Deputi Bidang Registrasi dan Sertifikasi Halal BPJPH Mamat S Burhanudin mengatakan, pemastian kesesuaian produk halal merupakan amanat regulasi yang diperlukan untuk memberikan kepastian bagi masyarakat dan pelaku usaha.
“Pelaksanaan pemeriksaan kesesuaian ini merupakan bagian dari amanat Undang-Undang Nomor 33 Tahun 2014 tentang Jaminan Produk Halal. Penyelenggaraan Jaminan Produk Halal dilaksanakan berdasarkan asas perlindungan, keadilan, kepastian hukum, independensi, transparansi, legitimasi, kredibilitas, dan profesionalitas,” ujar Mamat.

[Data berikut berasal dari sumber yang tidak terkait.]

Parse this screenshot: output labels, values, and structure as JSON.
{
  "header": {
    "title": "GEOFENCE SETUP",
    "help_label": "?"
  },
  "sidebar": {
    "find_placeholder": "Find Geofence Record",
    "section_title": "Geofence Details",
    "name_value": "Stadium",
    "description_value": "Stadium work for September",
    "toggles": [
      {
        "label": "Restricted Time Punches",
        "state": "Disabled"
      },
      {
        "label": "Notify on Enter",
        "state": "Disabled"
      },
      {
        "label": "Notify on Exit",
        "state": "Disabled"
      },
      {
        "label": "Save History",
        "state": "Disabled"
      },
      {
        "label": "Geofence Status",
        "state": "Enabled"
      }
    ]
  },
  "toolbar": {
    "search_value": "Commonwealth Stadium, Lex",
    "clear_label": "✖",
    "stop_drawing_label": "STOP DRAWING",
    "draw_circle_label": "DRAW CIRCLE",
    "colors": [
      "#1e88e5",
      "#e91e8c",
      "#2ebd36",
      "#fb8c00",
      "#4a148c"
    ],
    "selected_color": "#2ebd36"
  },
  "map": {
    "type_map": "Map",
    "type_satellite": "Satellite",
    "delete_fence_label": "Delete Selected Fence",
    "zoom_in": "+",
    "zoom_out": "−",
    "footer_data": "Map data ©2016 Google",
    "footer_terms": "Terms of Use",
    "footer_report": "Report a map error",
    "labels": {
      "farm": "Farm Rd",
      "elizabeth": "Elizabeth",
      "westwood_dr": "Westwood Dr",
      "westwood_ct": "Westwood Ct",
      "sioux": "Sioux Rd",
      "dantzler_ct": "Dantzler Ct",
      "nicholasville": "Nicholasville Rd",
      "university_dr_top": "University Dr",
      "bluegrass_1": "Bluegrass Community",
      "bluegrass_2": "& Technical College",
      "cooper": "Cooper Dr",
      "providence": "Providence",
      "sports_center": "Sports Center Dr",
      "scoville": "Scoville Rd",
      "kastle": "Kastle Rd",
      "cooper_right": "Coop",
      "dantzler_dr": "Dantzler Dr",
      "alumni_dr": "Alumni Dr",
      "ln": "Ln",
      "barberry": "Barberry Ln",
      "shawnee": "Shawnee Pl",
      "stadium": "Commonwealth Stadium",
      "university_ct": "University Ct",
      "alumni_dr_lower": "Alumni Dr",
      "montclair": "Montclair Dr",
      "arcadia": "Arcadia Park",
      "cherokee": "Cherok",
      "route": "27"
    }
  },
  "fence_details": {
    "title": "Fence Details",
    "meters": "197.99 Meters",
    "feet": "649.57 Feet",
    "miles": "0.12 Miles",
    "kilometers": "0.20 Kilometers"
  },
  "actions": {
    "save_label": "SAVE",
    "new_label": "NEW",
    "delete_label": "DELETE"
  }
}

Rapat koordinasi tersebut dihadiri oleh Sekretaris Utama BPJPH Muhammad Aqil Irham, Deputi Bidang Registrasi dan Sertifikasi Halal BPJPH Mamat S Burhanudin, Deputi Bidang Pembinaan dan Pengawasan Jaminan Produk Halal E.A. Chuzaemi Abidin, serta Tenaga Ahli Bidang Kehumasan BPJPH M Fariza Y Irawady. Hadir pula para Pejabat Tinggi Madya yang mewakili Kementerian Koordinator Bidang Pembangunan Manusia dan Kebudayaan, Kementerian Keuangan, Kementerian Luar Negeri, Kementerian Perindustrian, Kementerian Perdagangan, Kementerian Pertanian, dan Badan Karantina Indonesia.